Well, it's now three weeks since I finally met my sister. It has been a rollercoaster of an experience - so many highs and laughter together with tears.
The photo here is me and Haze at the airport 5 minutes after meeting for the first time.
On the Wednesday before I met her the enormity of the event - meeting her for the first time in 40 years was starting to set in.
I wrote:
"I first started to seriously think about the possibility of meeting Haze over five years ago, when a brush with breast cancer brought my mortality into sharp relief. The shock of possible death, together with the knowledge that it could be hereditary was an impetus to find out about my early years in care and start to find Haze. The search was difficult and made less easy by the fact that our mother had no desire to meet Haze. Our mother had given Haze for adoption in 1966 and had kept me – the toddler from a previous relationship.
I have always struggled with why this was. Why on earth did my mum keep me – the mixed race child and give away the white baby from a more recent relationship? I am still waiting for a credible answer. She has recently begun to try and explain. I think I understand some of why it might be difficult. She was clearly very afraid of loosing me and more so of loosing both of us. I think in her mind giving one child up meant that she would at least hang onto the other.

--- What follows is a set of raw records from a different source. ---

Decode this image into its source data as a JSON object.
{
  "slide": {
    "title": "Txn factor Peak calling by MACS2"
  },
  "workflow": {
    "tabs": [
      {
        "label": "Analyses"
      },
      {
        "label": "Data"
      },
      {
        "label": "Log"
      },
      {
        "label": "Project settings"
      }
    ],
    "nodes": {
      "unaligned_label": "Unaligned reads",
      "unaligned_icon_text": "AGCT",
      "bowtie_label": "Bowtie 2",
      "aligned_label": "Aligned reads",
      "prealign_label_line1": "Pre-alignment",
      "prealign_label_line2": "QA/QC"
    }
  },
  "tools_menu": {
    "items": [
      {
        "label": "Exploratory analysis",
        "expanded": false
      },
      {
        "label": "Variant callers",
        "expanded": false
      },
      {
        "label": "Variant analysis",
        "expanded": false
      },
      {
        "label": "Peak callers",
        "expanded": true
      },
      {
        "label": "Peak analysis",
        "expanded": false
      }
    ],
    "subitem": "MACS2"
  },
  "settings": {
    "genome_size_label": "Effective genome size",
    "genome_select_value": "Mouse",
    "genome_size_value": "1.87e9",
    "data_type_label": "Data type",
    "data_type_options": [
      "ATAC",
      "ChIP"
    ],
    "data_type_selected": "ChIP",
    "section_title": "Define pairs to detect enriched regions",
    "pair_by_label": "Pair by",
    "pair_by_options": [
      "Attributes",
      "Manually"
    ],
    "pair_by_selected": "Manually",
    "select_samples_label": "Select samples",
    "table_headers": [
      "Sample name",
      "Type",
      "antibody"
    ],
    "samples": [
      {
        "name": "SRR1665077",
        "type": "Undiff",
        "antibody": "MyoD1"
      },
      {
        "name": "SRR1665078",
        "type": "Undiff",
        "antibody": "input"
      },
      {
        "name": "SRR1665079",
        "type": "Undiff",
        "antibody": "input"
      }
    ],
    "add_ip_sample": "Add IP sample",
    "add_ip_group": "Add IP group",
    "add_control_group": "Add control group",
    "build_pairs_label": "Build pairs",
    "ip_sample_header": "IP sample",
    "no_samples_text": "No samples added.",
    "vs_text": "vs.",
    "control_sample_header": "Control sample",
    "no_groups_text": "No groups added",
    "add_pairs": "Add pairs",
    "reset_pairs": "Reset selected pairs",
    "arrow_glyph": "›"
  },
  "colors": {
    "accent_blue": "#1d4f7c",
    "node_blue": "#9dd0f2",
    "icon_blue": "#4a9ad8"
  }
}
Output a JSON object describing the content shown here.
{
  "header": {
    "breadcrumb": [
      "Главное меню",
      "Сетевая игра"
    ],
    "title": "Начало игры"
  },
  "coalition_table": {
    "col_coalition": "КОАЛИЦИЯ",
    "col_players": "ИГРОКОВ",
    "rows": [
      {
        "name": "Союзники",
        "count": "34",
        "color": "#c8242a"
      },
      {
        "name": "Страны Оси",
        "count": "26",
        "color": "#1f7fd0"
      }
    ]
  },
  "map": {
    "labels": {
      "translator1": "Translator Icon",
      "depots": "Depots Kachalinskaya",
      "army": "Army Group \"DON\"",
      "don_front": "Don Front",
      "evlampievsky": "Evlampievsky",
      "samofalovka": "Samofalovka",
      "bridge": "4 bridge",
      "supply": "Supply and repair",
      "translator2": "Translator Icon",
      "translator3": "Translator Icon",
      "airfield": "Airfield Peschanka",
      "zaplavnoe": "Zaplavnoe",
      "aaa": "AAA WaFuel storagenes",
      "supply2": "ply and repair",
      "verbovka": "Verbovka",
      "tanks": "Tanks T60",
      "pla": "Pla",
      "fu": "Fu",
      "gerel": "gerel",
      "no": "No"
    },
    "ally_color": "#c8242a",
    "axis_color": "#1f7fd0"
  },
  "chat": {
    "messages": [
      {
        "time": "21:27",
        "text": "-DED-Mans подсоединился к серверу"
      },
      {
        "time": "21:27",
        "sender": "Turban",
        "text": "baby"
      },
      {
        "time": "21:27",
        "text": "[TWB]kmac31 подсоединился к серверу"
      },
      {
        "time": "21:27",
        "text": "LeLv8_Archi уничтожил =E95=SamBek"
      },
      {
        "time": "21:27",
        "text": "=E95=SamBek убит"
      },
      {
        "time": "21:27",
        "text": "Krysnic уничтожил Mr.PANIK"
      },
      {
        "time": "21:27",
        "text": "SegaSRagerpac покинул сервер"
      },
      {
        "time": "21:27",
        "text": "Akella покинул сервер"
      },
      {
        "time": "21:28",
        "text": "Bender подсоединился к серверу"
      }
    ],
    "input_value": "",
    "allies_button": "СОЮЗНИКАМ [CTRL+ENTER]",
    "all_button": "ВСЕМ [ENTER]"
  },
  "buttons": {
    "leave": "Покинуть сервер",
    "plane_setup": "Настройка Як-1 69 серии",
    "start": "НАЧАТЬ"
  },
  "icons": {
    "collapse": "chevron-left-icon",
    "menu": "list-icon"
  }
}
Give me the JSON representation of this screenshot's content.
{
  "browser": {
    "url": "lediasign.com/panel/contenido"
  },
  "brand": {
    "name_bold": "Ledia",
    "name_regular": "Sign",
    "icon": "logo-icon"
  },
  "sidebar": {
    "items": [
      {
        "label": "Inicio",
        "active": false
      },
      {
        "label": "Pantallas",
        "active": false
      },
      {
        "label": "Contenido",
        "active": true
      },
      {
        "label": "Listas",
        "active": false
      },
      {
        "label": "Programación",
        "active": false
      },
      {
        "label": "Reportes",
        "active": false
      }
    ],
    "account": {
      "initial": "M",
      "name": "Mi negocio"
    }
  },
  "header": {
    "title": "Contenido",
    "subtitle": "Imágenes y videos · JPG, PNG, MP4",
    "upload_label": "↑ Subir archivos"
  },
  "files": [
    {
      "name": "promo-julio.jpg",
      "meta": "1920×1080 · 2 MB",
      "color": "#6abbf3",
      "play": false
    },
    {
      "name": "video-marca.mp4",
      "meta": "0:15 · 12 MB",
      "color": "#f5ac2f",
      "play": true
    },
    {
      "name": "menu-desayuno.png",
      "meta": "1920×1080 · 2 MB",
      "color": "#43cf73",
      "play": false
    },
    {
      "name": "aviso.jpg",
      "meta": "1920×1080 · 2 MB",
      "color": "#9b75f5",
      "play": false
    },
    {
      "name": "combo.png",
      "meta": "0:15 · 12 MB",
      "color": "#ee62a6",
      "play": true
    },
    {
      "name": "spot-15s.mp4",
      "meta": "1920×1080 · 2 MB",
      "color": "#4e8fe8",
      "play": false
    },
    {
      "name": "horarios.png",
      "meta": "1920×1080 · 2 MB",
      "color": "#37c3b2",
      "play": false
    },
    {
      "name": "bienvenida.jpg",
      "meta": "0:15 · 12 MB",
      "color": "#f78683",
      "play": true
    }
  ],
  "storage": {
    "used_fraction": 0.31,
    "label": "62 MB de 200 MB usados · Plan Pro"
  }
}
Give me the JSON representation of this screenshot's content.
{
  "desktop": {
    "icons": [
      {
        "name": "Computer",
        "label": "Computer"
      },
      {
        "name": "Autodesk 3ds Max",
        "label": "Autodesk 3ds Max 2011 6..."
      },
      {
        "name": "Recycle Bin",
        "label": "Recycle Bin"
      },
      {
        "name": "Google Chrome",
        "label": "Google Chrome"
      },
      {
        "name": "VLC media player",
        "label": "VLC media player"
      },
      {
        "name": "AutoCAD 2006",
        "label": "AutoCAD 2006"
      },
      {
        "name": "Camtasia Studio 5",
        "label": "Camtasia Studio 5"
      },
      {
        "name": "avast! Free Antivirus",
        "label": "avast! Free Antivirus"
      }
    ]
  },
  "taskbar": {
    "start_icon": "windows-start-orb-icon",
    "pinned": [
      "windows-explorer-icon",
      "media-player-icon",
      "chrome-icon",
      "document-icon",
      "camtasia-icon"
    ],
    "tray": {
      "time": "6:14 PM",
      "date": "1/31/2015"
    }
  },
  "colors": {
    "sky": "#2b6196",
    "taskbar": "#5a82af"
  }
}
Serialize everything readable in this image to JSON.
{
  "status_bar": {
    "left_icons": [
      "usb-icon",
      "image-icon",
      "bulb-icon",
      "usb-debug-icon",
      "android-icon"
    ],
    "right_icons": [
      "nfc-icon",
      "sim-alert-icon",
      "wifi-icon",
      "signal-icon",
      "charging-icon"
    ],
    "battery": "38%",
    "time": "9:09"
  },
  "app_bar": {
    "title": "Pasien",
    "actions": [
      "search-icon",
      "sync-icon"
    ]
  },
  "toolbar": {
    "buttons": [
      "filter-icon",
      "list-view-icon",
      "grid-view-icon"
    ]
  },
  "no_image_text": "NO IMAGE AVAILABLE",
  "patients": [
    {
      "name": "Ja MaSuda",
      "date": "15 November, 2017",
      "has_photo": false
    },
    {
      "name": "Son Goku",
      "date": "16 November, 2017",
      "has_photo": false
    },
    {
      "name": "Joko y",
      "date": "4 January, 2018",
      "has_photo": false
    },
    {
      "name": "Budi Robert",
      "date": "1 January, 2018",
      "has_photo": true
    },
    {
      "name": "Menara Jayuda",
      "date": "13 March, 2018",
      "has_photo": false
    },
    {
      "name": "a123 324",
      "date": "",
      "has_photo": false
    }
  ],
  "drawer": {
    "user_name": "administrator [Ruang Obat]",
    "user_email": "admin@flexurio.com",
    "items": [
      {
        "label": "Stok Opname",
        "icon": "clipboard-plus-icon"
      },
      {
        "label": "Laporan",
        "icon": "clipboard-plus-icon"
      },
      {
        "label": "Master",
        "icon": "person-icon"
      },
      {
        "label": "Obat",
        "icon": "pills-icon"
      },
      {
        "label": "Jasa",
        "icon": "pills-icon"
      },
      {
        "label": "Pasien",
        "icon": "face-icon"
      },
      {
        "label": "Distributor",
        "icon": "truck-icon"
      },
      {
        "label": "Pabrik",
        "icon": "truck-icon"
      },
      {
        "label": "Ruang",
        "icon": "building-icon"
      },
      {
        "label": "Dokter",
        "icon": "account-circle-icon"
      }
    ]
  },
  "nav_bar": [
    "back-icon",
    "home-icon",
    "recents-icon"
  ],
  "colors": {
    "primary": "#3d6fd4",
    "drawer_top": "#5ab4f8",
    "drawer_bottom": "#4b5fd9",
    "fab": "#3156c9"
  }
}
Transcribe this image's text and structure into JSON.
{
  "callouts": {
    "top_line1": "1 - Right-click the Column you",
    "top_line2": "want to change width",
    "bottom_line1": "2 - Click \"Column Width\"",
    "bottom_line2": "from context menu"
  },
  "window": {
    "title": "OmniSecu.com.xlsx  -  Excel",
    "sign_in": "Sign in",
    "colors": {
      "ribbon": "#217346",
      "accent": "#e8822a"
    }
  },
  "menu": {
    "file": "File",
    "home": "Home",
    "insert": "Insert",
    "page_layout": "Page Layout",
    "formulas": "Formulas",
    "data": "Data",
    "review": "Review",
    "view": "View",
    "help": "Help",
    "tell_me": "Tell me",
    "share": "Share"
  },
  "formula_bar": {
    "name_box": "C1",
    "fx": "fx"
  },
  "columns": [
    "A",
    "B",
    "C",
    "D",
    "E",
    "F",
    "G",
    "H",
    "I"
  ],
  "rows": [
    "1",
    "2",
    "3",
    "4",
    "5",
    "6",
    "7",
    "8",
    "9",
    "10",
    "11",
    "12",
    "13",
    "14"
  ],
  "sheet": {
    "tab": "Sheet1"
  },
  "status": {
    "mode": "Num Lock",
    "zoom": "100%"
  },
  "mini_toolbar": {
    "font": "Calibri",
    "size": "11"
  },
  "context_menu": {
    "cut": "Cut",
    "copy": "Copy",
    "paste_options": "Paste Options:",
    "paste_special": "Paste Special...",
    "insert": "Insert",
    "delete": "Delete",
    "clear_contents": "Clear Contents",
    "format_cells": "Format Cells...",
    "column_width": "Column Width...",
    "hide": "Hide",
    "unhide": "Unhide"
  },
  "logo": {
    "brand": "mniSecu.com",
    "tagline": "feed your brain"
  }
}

Immediately after Haze and I were reunited (by email and phone through a NORCAP intermediary) we made plans to meet. The plan was for me to fly out to Australia and stay with her in Brisbane. I even managed to line up some work while I was out there. Everything was going so well. Haze and I were getting on famously – the same laugh and sense of humour, similar likes and dislikes, we had even followed each other around London during our teenage years. We couldn’t believe that we had probably passed each other on the street and had no idea at all! Photographs showed very little physical similarities – we had both clearly taken after our fathers, but this did not seem to matter at all.
With plane tickets and visa arrangements sorted, I discovered another lump and very shortly had it confirmed as a recurrence of the breast cancer from five years previously. All our plans had to be put on hold and we continued to keep regular contact via email and phone throughout my treatment. It means that there has been a delay of almost a year from our initial plans to meet. In that time, my Nanna died and has left a huge gap in my life. She was my touchstone, my rock, who was always there for me through good, bad and plain ordinary. I’m torn between enormous sadness that Haze will never get to meet her and huge joy that her mother Jenny did. They were going to write a book together – the story of two remarkable women who adopted the mother and child. It would have been a best seller!"
I have now met Haze, her son David, wife Hannah and baby Charlie together with Jenny and Bill and am amazed at how well everything has turned out. I will write more about our adventures.